The Smart ALA Mob

ALA president-elect Leslie Burger (or “LB,” as I’d call her if I worked with her…which I don’t) has written in her blog about making the ALA more useful and relevant to librarians of the present and future. She also doesn’t think she has any answers (which is refreshing to see in a president-elect), but she raises some good questions to gnaw on. I made a comment in her blog, but that was only the tip of the iceberg in my head. Here’s some more of that particular chunk of ice.

I think a librarian community is a great idea. But just as we’ve learned that a network of computers works better than one big computer, I think we’re also learning that a network of smaller groups can work better than one big group. I’m wondering in what ways we could smart mob the ALA. There are already a whole host of librarian blogs (um…duh) and listservs and some library-oriented wikis. What about internet forums (or is it fora? or fauna?) devoted to librarians, where librarians could have discussions (more than commenting on and linking to blog posts) and share information. In the tabletop RPG world, there are a bunch of these places, and I’ve actively participated in two of them. They were a great way to meet likeminded people, make friends and learn new things. (I’ve also had to deal with some major lunkheads and gotten in some massively petty dustups. But doesn’t that go with the social interaction territory?)

But, y’know, online interaction is fun and exciting, no doubt about it. For me, though, it doesn’t beat the face-to-face. I’d love to have organized and spontaneous gatherings of librarians, at coffeeshops, at diners, at bars, at someone’s house, at public parks, at…hey, at libraries! Again, let’s be a smart mob of librarians. I’ve got a cell phone, I’ve got email, I’ve got a mailbox. Get a hold of me, let’s chat, let’s meet, let’s grab some other librarians and brainstorm the future of libraries!

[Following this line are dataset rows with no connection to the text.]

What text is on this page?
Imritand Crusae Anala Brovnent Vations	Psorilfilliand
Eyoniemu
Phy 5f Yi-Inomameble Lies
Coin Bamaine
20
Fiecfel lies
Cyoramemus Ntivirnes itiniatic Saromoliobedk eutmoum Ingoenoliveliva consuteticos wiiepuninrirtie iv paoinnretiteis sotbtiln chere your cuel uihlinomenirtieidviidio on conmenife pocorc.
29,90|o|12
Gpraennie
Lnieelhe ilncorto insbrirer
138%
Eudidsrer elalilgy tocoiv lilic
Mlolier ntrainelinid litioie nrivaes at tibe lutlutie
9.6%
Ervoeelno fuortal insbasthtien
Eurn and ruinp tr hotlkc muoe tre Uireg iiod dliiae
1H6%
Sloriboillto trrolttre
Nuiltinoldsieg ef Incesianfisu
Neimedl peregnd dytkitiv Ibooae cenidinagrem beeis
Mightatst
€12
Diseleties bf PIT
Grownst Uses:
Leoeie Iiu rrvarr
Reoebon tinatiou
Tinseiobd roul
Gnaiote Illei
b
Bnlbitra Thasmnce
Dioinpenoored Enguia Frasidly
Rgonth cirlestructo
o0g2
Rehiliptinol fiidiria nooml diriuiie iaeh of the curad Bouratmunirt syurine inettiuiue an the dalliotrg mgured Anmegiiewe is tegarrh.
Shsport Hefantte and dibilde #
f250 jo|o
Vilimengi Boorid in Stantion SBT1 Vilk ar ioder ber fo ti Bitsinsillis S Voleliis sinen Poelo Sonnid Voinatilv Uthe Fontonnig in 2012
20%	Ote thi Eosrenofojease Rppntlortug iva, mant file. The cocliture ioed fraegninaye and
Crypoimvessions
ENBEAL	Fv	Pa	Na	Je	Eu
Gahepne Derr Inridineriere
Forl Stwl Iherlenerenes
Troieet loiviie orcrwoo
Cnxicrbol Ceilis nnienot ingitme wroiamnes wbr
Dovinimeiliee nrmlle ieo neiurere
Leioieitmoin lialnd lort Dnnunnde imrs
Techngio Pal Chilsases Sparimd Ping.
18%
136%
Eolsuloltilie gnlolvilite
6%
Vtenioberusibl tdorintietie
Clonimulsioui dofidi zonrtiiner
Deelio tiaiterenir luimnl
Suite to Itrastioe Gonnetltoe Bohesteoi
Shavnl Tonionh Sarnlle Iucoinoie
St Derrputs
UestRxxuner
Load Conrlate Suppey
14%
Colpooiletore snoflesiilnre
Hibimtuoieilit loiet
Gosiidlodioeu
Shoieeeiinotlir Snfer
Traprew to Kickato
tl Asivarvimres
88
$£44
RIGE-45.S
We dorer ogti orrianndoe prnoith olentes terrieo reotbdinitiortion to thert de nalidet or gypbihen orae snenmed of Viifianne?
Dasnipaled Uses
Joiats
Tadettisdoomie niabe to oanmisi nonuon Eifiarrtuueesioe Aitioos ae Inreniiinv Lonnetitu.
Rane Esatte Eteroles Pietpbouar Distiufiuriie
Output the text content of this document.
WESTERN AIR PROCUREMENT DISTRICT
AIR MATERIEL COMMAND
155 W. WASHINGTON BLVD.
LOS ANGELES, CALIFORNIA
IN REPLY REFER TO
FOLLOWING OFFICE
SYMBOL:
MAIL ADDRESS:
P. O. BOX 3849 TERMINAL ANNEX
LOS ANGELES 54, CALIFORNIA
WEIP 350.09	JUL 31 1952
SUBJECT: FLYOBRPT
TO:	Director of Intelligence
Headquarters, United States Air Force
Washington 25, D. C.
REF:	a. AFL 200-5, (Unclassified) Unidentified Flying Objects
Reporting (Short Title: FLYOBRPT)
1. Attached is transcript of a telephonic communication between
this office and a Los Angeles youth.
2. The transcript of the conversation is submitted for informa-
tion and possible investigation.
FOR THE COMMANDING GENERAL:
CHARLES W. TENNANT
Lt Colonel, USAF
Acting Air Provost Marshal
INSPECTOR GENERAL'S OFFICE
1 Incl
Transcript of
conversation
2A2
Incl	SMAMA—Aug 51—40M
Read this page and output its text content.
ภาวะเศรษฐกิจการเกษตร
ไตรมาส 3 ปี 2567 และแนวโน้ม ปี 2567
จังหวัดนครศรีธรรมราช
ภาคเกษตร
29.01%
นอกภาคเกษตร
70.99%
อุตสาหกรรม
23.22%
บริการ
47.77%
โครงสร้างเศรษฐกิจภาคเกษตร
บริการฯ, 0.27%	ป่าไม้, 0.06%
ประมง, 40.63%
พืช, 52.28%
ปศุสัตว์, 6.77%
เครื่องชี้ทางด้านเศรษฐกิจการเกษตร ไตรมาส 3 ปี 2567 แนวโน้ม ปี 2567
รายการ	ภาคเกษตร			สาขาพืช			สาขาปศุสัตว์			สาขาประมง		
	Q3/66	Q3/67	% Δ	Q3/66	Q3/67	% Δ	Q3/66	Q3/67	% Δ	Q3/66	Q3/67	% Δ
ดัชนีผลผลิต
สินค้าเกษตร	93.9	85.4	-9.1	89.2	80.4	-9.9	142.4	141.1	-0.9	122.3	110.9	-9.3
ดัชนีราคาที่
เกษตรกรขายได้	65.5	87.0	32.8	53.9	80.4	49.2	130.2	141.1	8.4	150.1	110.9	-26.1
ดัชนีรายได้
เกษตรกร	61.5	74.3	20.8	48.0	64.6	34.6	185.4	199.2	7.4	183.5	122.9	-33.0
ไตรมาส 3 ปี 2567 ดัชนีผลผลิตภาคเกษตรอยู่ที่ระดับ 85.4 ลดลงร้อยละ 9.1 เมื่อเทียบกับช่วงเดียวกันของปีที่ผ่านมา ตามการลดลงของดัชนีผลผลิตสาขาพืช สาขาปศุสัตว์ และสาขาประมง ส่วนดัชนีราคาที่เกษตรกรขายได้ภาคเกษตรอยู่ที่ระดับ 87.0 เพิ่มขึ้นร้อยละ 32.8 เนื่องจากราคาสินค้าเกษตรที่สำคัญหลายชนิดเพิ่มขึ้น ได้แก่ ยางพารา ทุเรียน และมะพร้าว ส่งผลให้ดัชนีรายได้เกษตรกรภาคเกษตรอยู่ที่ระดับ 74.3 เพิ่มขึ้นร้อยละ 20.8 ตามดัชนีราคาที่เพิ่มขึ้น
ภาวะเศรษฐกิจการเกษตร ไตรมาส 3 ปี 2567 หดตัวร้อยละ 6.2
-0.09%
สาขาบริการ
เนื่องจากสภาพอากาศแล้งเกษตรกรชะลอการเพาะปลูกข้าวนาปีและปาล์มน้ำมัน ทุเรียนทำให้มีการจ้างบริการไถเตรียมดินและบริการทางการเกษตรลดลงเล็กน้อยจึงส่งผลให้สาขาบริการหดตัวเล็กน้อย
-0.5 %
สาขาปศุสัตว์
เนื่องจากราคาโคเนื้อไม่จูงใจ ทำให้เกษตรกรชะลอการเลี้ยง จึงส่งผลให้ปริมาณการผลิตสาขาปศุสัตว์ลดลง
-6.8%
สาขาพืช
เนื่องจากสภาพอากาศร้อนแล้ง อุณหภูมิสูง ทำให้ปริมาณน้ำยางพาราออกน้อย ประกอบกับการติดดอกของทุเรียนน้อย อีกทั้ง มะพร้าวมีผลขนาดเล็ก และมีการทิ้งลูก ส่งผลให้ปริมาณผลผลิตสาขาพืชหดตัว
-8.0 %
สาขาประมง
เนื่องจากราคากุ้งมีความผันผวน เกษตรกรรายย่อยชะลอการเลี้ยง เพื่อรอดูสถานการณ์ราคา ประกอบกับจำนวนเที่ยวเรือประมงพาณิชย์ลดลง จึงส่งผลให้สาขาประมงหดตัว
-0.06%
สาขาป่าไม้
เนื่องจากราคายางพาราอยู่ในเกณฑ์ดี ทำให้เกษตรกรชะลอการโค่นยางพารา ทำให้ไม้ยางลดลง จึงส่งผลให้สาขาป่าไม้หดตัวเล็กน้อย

Now, I know for a fact that there are small libraries where the staff don’t have the resources to go to ALA conferences, nor do they have the resources to participate in online communities. We can’t leave them out, though, in building a network of librarians. I think we librarians have a two-fold responsibility: to connect our patrons to information is the obvious one, but I believe we also have a responsibility to connect our fellow librarians to information. What can we do to keep these librarians in the network? Librarian ‘zines? Newsletters? Or why not take it on the road? Groups of librarians could descend on smaller libraries to spread the librarian word, engage in conversations and exchange ideas. The Librarian Road Show! The Bibliocarnival Circuit!

If anyone wants to chat online or meet me for coffee, you know where to find me.

Over in an Instant

I just took Michael Stephen’s survery on IM use in libraries, and now I’m a bit glum.

My library doesn’t use IM at all, except through the KANanswer program that we, as a Kansas library, participate in. I can’t IM coworkers, I can’t IM other library professionals, I can’t IM patrons except as an anonymous KANanswer reference librarian. It’s a bit frustrating. Reading other librarians talking about IMing each other…I feel left out.